December 22nd on the Cosmic Calendar: The first amphibians and the first flyin’ bugs! I feel safe using the term “bugs” because I don’t think there has ever been a flying arachnid (shudder).
It is thought the first of our amphibian ancestors evolved from lobe-finned fish like coelacanths and lungfish in the carboniferous period. Lobe-finned fish have thick, meaty ventral fins with muscle and bone structure. These fins literally do double as legs for walking on the sea floor, which is an interesting adaptation in itself. You may have heard of coelacanths — the “living fossils”. Coelacanths were already well known to paleontologists from the fossil record, when to everyone’s shock and disbelief a fisherman in South Africa pulled one up in his nets in the 1930s. They’re not extinct at all.

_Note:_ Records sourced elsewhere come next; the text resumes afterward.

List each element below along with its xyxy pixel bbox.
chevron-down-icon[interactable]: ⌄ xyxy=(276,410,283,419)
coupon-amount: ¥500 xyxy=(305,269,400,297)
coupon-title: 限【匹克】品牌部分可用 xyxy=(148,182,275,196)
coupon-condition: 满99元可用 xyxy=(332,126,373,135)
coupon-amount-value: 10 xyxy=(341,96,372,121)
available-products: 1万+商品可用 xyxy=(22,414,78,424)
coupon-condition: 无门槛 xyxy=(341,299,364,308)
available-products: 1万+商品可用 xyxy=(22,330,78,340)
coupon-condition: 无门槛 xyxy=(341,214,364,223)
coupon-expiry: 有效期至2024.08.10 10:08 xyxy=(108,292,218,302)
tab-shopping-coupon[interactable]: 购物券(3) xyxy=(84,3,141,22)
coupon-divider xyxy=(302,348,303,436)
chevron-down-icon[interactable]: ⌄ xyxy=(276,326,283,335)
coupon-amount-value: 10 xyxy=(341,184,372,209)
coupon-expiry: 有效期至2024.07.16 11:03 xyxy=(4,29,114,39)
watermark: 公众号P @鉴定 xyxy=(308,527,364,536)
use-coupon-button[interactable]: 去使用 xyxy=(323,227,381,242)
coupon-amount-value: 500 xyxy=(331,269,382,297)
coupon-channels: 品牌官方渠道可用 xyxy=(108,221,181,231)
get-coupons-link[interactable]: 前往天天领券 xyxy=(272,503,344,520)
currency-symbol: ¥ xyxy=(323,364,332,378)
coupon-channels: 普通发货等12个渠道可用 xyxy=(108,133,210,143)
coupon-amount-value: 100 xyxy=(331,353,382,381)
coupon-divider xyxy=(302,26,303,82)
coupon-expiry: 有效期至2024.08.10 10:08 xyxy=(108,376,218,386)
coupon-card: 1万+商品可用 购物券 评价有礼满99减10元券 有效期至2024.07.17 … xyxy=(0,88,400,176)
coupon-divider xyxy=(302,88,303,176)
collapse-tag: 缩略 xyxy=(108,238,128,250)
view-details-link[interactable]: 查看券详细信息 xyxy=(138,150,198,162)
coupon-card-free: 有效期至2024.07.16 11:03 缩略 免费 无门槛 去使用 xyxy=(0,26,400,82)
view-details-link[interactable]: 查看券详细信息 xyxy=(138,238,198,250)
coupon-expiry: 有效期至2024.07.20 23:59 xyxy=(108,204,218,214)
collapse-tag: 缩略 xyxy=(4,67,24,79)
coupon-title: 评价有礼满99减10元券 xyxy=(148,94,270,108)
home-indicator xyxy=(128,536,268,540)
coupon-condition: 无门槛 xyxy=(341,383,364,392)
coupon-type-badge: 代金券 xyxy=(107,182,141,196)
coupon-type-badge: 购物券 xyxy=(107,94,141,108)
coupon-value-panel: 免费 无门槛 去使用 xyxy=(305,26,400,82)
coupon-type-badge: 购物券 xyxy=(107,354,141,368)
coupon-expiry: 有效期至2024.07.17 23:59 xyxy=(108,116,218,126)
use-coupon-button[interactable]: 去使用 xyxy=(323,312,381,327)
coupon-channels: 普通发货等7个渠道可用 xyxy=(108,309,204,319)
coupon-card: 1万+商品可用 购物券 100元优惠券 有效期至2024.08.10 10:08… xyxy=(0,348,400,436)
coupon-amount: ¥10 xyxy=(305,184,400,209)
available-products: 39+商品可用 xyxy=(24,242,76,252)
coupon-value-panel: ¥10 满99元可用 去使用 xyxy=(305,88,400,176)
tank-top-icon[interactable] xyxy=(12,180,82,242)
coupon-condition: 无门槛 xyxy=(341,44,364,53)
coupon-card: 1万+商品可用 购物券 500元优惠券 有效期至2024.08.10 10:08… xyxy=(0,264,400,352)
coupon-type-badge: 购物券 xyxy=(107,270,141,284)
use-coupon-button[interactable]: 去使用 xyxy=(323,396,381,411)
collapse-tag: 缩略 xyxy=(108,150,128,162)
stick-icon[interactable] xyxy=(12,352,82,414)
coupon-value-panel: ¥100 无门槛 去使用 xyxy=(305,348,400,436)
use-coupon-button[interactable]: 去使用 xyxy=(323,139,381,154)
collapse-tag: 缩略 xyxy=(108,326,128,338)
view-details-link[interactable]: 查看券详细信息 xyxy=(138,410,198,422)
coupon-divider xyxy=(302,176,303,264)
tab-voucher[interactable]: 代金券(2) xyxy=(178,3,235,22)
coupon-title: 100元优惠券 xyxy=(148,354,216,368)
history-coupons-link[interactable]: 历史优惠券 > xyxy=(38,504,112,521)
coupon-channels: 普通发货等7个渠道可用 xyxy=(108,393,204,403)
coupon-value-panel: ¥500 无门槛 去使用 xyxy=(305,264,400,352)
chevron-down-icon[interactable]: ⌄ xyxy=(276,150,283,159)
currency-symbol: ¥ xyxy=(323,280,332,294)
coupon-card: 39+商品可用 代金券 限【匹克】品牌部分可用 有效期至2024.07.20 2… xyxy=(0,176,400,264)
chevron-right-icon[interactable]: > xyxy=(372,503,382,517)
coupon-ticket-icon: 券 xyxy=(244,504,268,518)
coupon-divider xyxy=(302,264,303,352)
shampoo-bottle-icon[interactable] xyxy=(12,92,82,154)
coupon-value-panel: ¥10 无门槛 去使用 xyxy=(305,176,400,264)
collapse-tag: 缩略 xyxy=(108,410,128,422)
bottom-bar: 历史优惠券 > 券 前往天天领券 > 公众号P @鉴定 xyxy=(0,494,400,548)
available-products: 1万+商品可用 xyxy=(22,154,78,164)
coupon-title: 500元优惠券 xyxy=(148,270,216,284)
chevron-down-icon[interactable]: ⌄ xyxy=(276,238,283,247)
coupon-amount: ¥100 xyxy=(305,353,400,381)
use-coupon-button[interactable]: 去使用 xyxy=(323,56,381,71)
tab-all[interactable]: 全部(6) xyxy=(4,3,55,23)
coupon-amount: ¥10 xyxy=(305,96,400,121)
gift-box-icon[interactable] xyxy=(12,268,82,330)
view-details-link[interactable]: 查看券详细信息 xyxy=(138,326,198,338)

Lungfish are also lobe-finned, and as the name implies, developed primitive lungs. It seems that like algae they found themselves living in shallow ponds that tended to evaporate. They evolved lungs to breath air when necessary, and over time their lungs improved and their lobe-fins also evolved into land legs. Enter the earliest known amphibian, Ichthyostega!
Bugs took wing which eventually led in the carboniferous to this monster dragonfly, meganeura. Meganeura had a 2 foot (65 cm) wingspan. Yeah. Forget that can of Raid — try a shotgun.
You may remember Cosmos, the 1980 PBS series by Carl Sagan. Maybe you also recall Sagan’s “Cosmic Calendar” from the series, where in order to put the immensely vast history of the universe into a comprehensible scale, he mapped it onto a calendar year. In other words, if the entire history of the universe were one year, with the big bang in the first second of midnight on January first, and the present day on the last second of December 31st, New Year’s Eve. A project of mine this year has been to note the major events in the Cosmic Calendar, on the real calendar, on this blog!